Tal é, senhores, a história contemporânea; mas para falar apenas da Inglaterra, pois é somente dela que tenho que me ocupar nesse momento, Deus vigia para não fazer cair sobre ela, como Ele fez sobre a França, as catástrofes que ela tem merecido por suas faltas! Nenhuma falta é comparável àquela da Inglaterra, que apóia por toda parte os partidos revolucionários. Infelizmente! ela não sabe que no dia do perigo, esses partidos, com um instinto mais claro que o seu, se voltarão contra ela? Isso já não aconteceu? E isso deveria acontecer, senhores; pois todos os revolucionários do mundo sabem que, quando as revoluções se tornam sérias, quando as nuvens se acumulam, quando o horizonte se obscurece, quando as ondas sobem, o navio da revolução não tem outro piloto senão a França.

Tal foi a política seguida pela Inglaterra, ou para melhor dizer, por seu governo e seus agentes durante a última época. Não quero tratar esta questão, disse e repito: graves considerações me desviam disso. A consideração do bem público, inicialmente; pois, devo declarar isso aqui solenemente: eu desejo a aliança mais íntima, a união mais completa, entre a nação espanhola e a nação inglesa. Admiro e respeito essa nação, a mais livre e a mais poderosa talvez que existe sobre a terra, a mais digna de ser poderosa e livre. Não queria, portanto, contaminar essa questão por minhas palavras, nem colocar o menor obstáculo às negociações ulteriores. Outra consideração ainda me determina a não tratar essa questão. Para tratá-la, seria obrigado a falar de um homem do qual, mais ainda que o senhor Cortina, tenho sido amigo; ora, não posso ir com ele tão longe quanto com o senhor Cortina: a honra só me permite o silêncio.

Tratando dessa questão, o senhor Cortina, que ele me permita lhe dizer isso com franqueza, experimentou uma espécie de vertigem; ele se esqueceu que ele está, onde ele estava e que nós estamos. Orador do parlamento, ele se acreditou advogado; falando diante dos deputados, ele acreditou falar diante dos juízes; dirigindo-se a uma assembleia deliberativa, ele acreditou se dirigir a um tribunal; tratando um grande assunto político e nacional, ele acreditou pleitear um processo; isso é um processo, sem dúvida, mas um processo entre duas nações. Ora, senhores, é conveniente ao senhor Cortina se fazer advogado da parte adversa da nação espanhola? Que coisa! senhores, é isso por acaso que se chama de patriotismo? Isso realmente é ser patriota? Ó! não. Os senhores sabem o que é que é ser patriota? Ser patriota, senhores, é amar, é odiar, é sentir, como amo, como odeio, como sinto nossa pátria.
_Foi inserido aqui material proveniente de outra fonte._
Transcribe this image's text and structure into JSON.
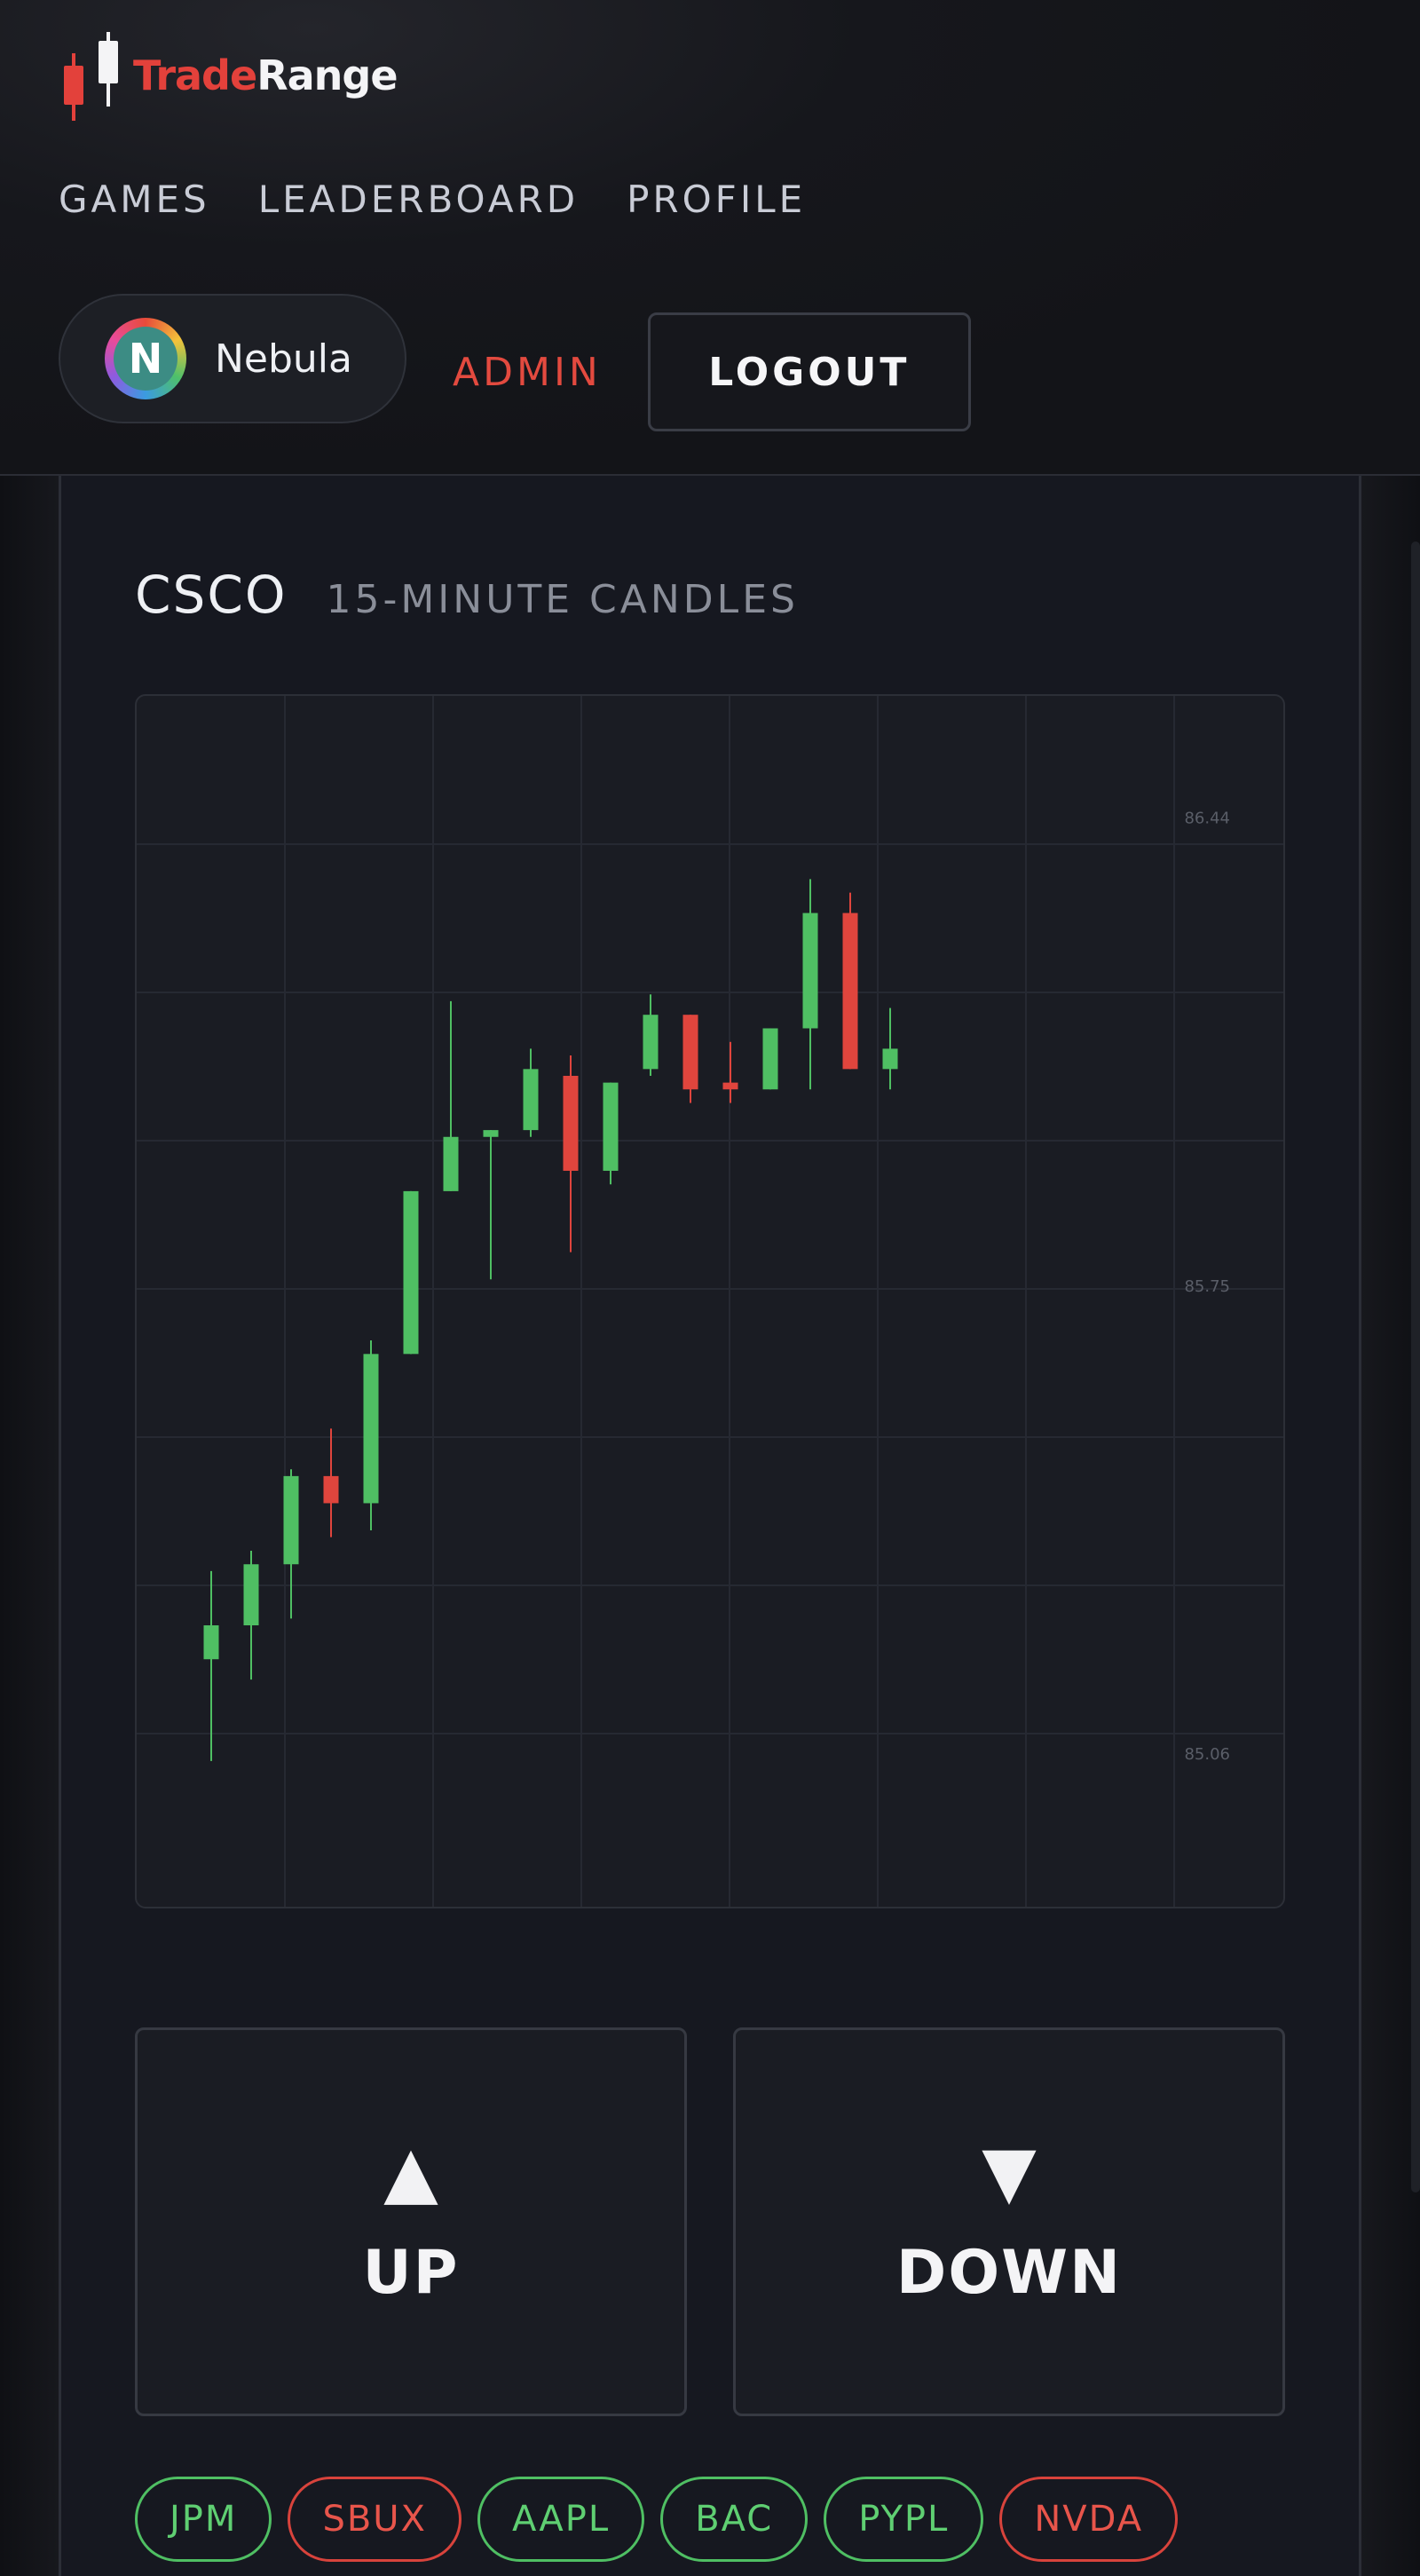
{
  "brand": {
    "name_part1": "Trade",
    "name_part2": "Range",
    "accent_color": "#e3413b"
  },
  "nav": {
    "items": [
      "GAMES",
      "LEADERBOARD",
      "PROFILE"
    ]
  },
  "user": {
    "avatar_letter": "N",
    "name": "Nebula",
    "admin_label": "ADMIN",
    "logout_label": "LOGOUT"
  },
  "chart": {
    "ticker": "CSCO",
    "subtitle": "15-MINUTE CANDLES"
  },
  "chart_data": {
    "type": "candlestick",
    "title": "CSCO",
    "subtitle": "15-MINUTE CANDLES",
    "y_ticks": [
      "86.44",
      "85.75",
      "85.06"
    ],
    "ylim": [
      84.83,
      86.62
    ],
    "colors": {
      "up": "#4fbf63",
      "down": "#e0453d",
      "grid": "#262932",
      "tick_label": "#5a5e68"
    },
    "candles": [
      {
        "open": 85.2,
        "high": 85.33,
        "low": 85.05,
        "close": 85.25
      },
      {
        "open": 85.25,
        "high": 85.36,
        "low": 85.17,
        "close": 85.34
      },
      {
        "open": 85.34,
        "high": 85.48,
        "low": 85.26,
        "close": 85.47
      },
      {
        "open": 85.47,
        "high": 85.54,
        "low": 85.38,
        "close": 85.43
      },
      {
        "open": 85.43,
        "high": 85.67,
        "low": 85.39,
        "close": 85.65
      },
      {
        "open": 85.65,
        "high": 85.89,
        "low": 85.65,
        "close": 85.89
      },
      {
        "open": 85.89,
        "high": 86.17,
        "low": 85.89,
        "close": 85.97
      },
      {
        "open": 85.97,
        "high": 85.98,
        "low": 85.76,
        "close": 85.98
      },
      {
        "open": 85.98,
        "high": 86.1,
        "low": 85.97,
        "close": 86.07
      },
      {
        "open": 86.06,
        "high": 86.09,
        "low": 85.8,
        "close": 85.92
      },
      {
        "open": 85.92,
        "high": 86.05,
        "low": 85.9,
        "close": 86.05
      },
      {
        "open": 86.07,
        "high": 86.18,
        "low": 86.06,
        "close": 86.15
      },
      {
        "open": 86.15,
        "high": 86.14,
        "low": 86.02,
        "close": 86.04
      },
      {
        "open": 86.05,
        "high": 86.11,
        "low": 86.02,
        "close": 86.04
      },
      {
        "open": 86.04,
        "high": 86.13,
        "low": 86.04,
        "close": 86.13
      },
      {
        "open": 86.13,
        "high": 86.35,
        "low": 86.04,
        "close": 86.3
      },
      {
        "open": 86.3,
        "high": 86.33,
        "low": 86.07,
        "close": 86.07
      },
      {
        "open": 86.07,
        "high": 86.16,
        "low": 86.04,
        "close": 86.1
      }
    ]
  },
  "actions": {
    "up_symbol": "▲",
    "up_label": "UP",
    "down_symbol": "▼",
    "down_label": "DOWN"
  },
  "tickers": [
    {
      "symbol": "JPM",
      "direction": "up"
    },
    {
      "symbol": "SBUX",
      "direction": "down"
    },
    {
      "symbol": "AAPL",
      "direction": "up"
    },
    {
      "symbol": "BAC",
      "direction": "up"
    },
    {
      "symbol": "PYPL",
      "direction": "up"
    },
    {
      "symbol": "NVDA",
      "direction": "down"
    }
  ]
}
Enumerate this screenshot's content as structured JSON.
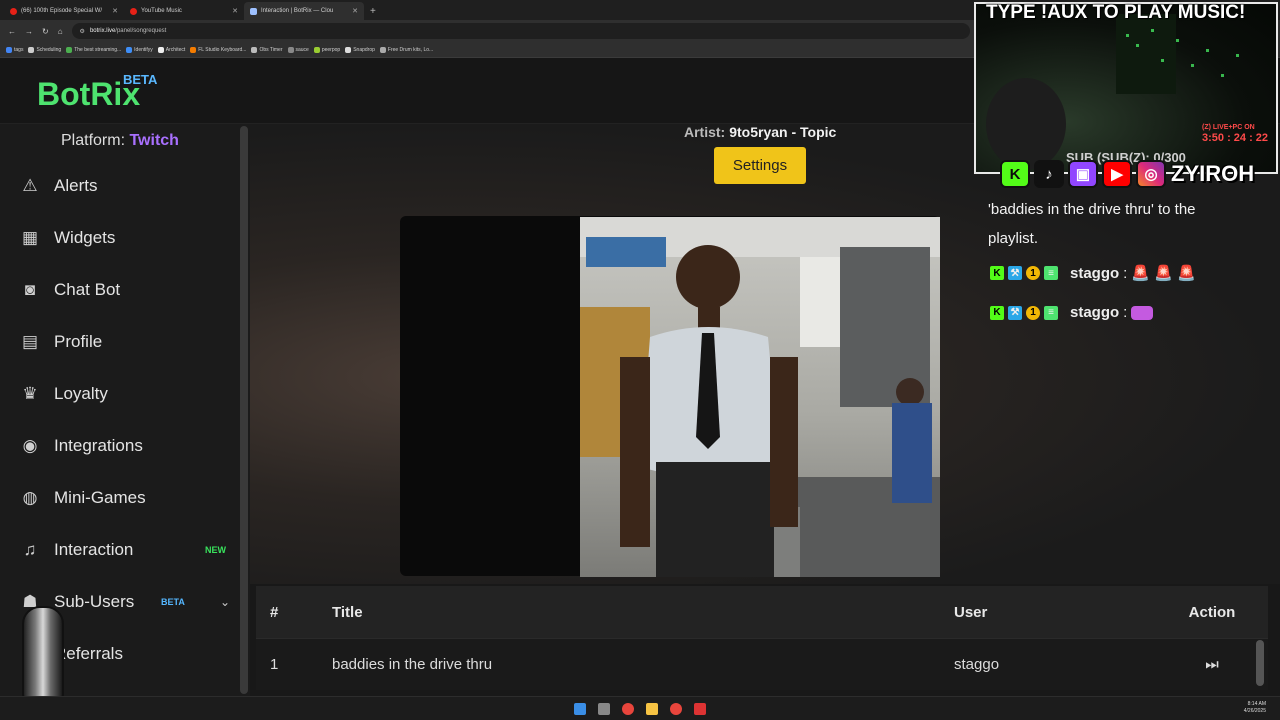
{
  "browser": {
    "tabs": [
      {
        "label": "(66) 100th Episode Special W/"
      },
      {
        "label": "YouTube Music"
      },
      {
        "label": "Interaction | BotRix — Clou"
      }
    ],
    "url_host": "botrix.live",
    "url_path": "/panel/songrequest",
    "bookmarks": [
      "tags",
      "Scheduling",
      "The best streaming...",
      "Identifyy",
      "Architect",
      "FL Studio Keyboard...",
      "Obs Timer",
      "sauce",
      "peerpop",
      "Snapdrop",
      "Free Drum kits, Lo..."
    ]
  },
  "app": {
    "logo": "BotRix",
    "logo_badge": "BETA",
    "platform_label": "Platform:",
    "platform_value": "Twitch"
  },
  "sidebar": {
    "items": [
      {
        "label": "Alerts",
        "icon": "warning-icon"
      },
      {
        "label": "Widgets",
        "icon": "grid-icon"
      },
      {
        "label": "Chat Bot",
        "icon": "robot-icon"
      },
      {
        "label": "Profile",
        "icon": "id-card-icon"
      },
      {
        "label": "Loyalty",
        "icon": "trophy-icon"
      },
      {
        "label": "Integrations",
        "icon": "discord-icon"
      },
      {
        "label": "Mini-Games",
        "icon": "gamepad-icon"
      },
      {
        "label": "Interaction",
        "icon": "music-icon",
        "badge": "NEW"
      },
      {
        "label": "Sub-Users",
        "icon": "users-icon",
        "badge": "BETA"
      },
      {
        "label": "Referrals",
        "icon": "referral-icon"
      }
    ]
  },
  "player": {
    "artist_label": "Artist:",
    "artist_value": "9to5ryan - Topic",
    "settings_label": "Settings"
  },
  "queue": {
    "headers": {
      "num": "#",
      "title": "Title",
      "user": "User",
      "action": "Action"
    },
    "rows": [
      {
        "num": "1",
        "title": "baddies in the drive thru",
        "user": "staggo"
      }
    ]
  },
  "overlay": {
    "banner": "TYPE !AUX TO PLAY MUSIC!",
    "sub_text": "SUB (SUB(Z): 0/300",
    "timer_line1": "(Z) LIVE+PC ON",
    "timer_line2": "3:50 : 24 : 22",
    "channel": "ZYIROH",
    "chat_message": "'baddies in the drive thru' to the playlist.",
    "chat_user": "staggo",
    "chat_sep": ":"
  },
  "taskbar": {
    "time": "8:14 AM",
    "date": "4/26/2025"
  },
  "colors": {
    "logo": "#4ee36f",
    "beta": "#5ab8ff",
    "twitch": "#a970ff",
    "settings_button": "#f0c419"
  }
}
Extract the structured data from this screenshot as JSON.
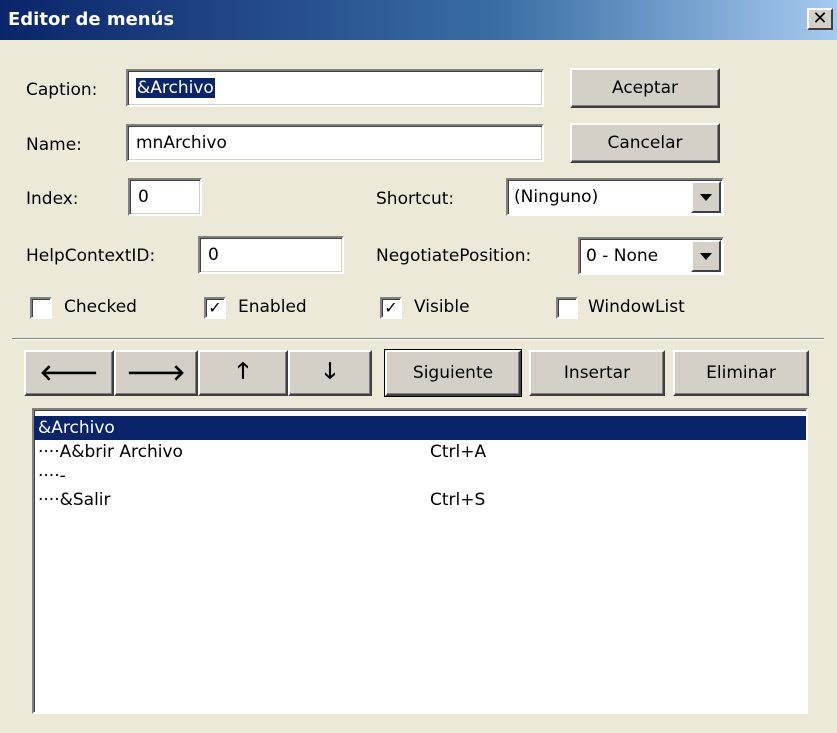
{
  "window": {
    "title": "Editor de menús",
    "close_glyph": "✕"
  },
  "form": {
    "caption_label": "Caption:",
    "caption_value": "&Archivo",
    "name_label": "Name:",
    "name_value": "mnArchivo",
    "index_label": "Index:",
    "index_value": "0",
    "shortcut_label": "Shortcut:",
    "shortcut_value": "(Ninguno)",
    "helpcontextid_label": "HelpContextID:",
    "helpcontextid_value": "0",
    "negotiate_label": "NegotiatePosition:",
    "negotiate_value": "0 - None"
  },
  "buttons": {
    "ok": "Aceptar",
    "cancel": "Cancelar"
  },
  "checkboxes": [
    {
      "label": "Checked",
      "checked": false
    },
    {
      "label": "Enabled",
      "checked": true
    },
    {
      "label": "Visible",
      "checked": true
    },
    {
      "label": "WindowList",
      "checked": false
    }
  ],
  "nav": {
    "left_icon": "left-arrow-icon",
    "right_icon": "right-arrow-icon",
    "up_icon": "up-arrow-icon",
    "down_icon": "down-arrow-icon",
    "left_glyph": "🡐",
    "right_glyph": "🡒",
    "up_glyph": "🡑",
    "down_glyph": "🡓",
    "next": "Siguiente",
    "insert": "Insertar",
    "delete": "Eliminar"
  },
  "menu_list": [
    {
      "text": "&Archivo",
      "shortcut": "",
      "selected": true
    },
    {
      "text": "····A&brir Archivo",
      "shortcut": "Ctrl+A",
      "selected": false
    },
    {
      "text": "····-",
      "shortcut": "",
      "selected": false
    },
    {
      "text": "····&Salir",
      "shortcut": "Ctrl+S",
      "selected": false
    }
  ],
  "colors": {
    "selection": "#0a246a",
    "face": "#d4d0c8",
    "dialog_bg": "#ece9d8"
  }
}
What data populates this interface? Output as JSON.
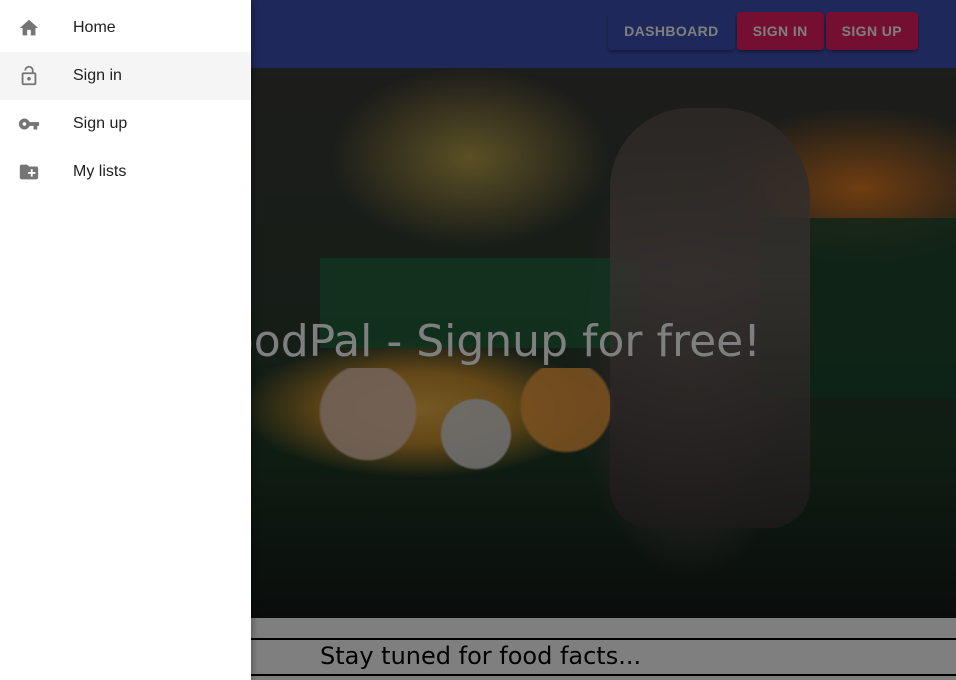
{
  "appbar": {
    "buttons": [
      {
        "label": "DASHBOARD"
      },
      {
        "label": "SIGN IN"
      },
      {
        "label": "SIGN UP"
      }
    ]
  },
  "hero": {
    "title": "FoodPal - Signup for free!"
  },
  "band": {
    "text": "Stay tuned for food facts..."
  },
  "drawer": {
    "items": [
      {
        "label": "Home",
        "icon": "home-icon"
      },
      {
        "label": "Sign in",
        "icon": "lock-open-icon"
      },
      {
        "label": "Sign up",
        "icon": "key-icon"
      },
      {
        "label": "My lists",
        "icon": "folder-add-icon"
      }
    ]
  },
  "colors": {
    "primary": "#3f51b5",
    "secondary": "#e91e63"
  }
}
Eu disse, senhores, que passaria ligeiramente sobre essa questão; eu passei.

O secretário do congresso (Lafuente Alcantara) - A hora fixada pelo regulamento tendo passado, perguntamos ao congresso se ele quer prolongar a sessão.

O congresso decide que a sessão continuará.

O marquês de Valdegamas - Senhores, nem as circunstâncias interiores, que eram tão graves, nem as circunstâncias exteriores, que eram tão complicadas e tão perigosas, nada pode adocicar a oposição dos honoráveis deputados que se sentam sobre esses bancos - E a liberdade? Eles nos dizem. O que! a liberdade não está acima de tudo? Não devemos respeitar ao menos a liberdade individual, e ela não foi sacrificada? - A liberdade, senhores! Eles conhecem o princípio que eles proclamam e o nome que eles pronunciam, aqueles que pronunciam essa palavra sagrada? Eles conhecem o tempo em que eles vivem? O ruído das últimas catástrofes não chegou até os senhores? O que! vocês não sabem que a esta hora a liberdade morreu? Os senhores não assistiram, como eu, em espírito, à sua dolorosa paixão? Os senhores não a viram perseguida, zombada, perfidamente atingida por todos os demagogos do mundo? Os senhores não a viram arrastar sua angústia sobre as montanhas da Suíça, sobre as margens do Sena, sobre as bordas do Reno e do Danúbio, e sobre a costa do Tibre? Os senhores não a viram subir ao Quirinal, que foi seu Calvário?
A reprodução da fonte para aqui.